The professor was offended when, later, a student journalist approached her to ask her about breastfeeding in front of the class. Pine writes:

“AU is … a campus that prides itself on its gender and sexuality inclusivity, a place where students commonly refer to themselves using words like cisgender, and where the male-bodied student body president came out last year as a woman. It wasn’t until some of my undergraduate students saw me feed my baby through my breast that my workplace became a hostile environment. …

I was shocked and annoyed that this would be considered newsworthy, and at the anti-woman implications inherent … What did the Eagle, AU’s official student newspaper, think I was? A rice paper painting? A hymen? …

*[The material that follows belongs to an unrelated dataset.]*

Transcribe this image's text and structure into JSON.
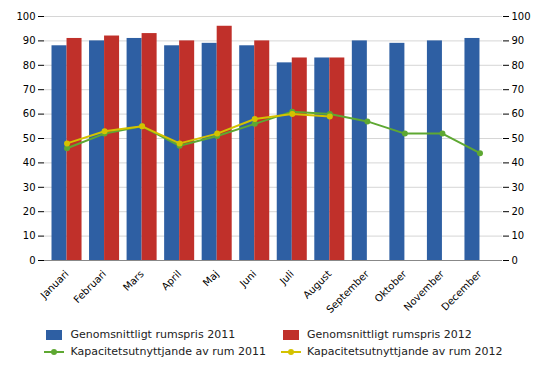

In an increasingly anti-woman national context, I have it easy. I am among the privileged white professional class that legislators would like to see breeding, and I have conformed to my alleged biological mandate. And yet, having worked for many years to build a reputation based on my scholarly and other work, I was loathe to become the victim of the “scoop” of a sexist third-rate university newspaper available online for all eternity, or the darling of a pro-lactation movement that in many ways I find myself at odds with.

As an aside, Pine also used the post to proffer her views on breastfeeding.

“Sure, there are health benefits, but … the whole argument about the breast being more “natural” than the bottle leads down a slippery slope of biological determinism, in which (as anthropologist Sherry Ortner once famously posited) woman is to nature as man is to culture. … So why do I breastfeed? Because it’s a guaranteed food supply for my baby when I’m traveling, it’s free, I can, and I hate cleaning bottles. …

Pine’s piece goes on to detail the back and forth between herself and student newspaper editors, wherein she defends her position that it’s not a story, and the students eventually reply that it is. So Pine one-upped them:

“… and decided the only option left was to exposé my breasts—on my own terms—on the internet. So here’s the story, internet: I fed my sick baby during feminist anthropology class without disrupting the lecture so as to not have to cancel the first day of class. I doubt anyone saw my nipple, because I’m pretty good at covering it. But if they did, they now know that I too, a university professor, like them, have nipples. Or at least that I have one.”

But as of Thursday, The Eagle student newspaper had yet to publish anything, at least online, about the breastfeeding brouhaha.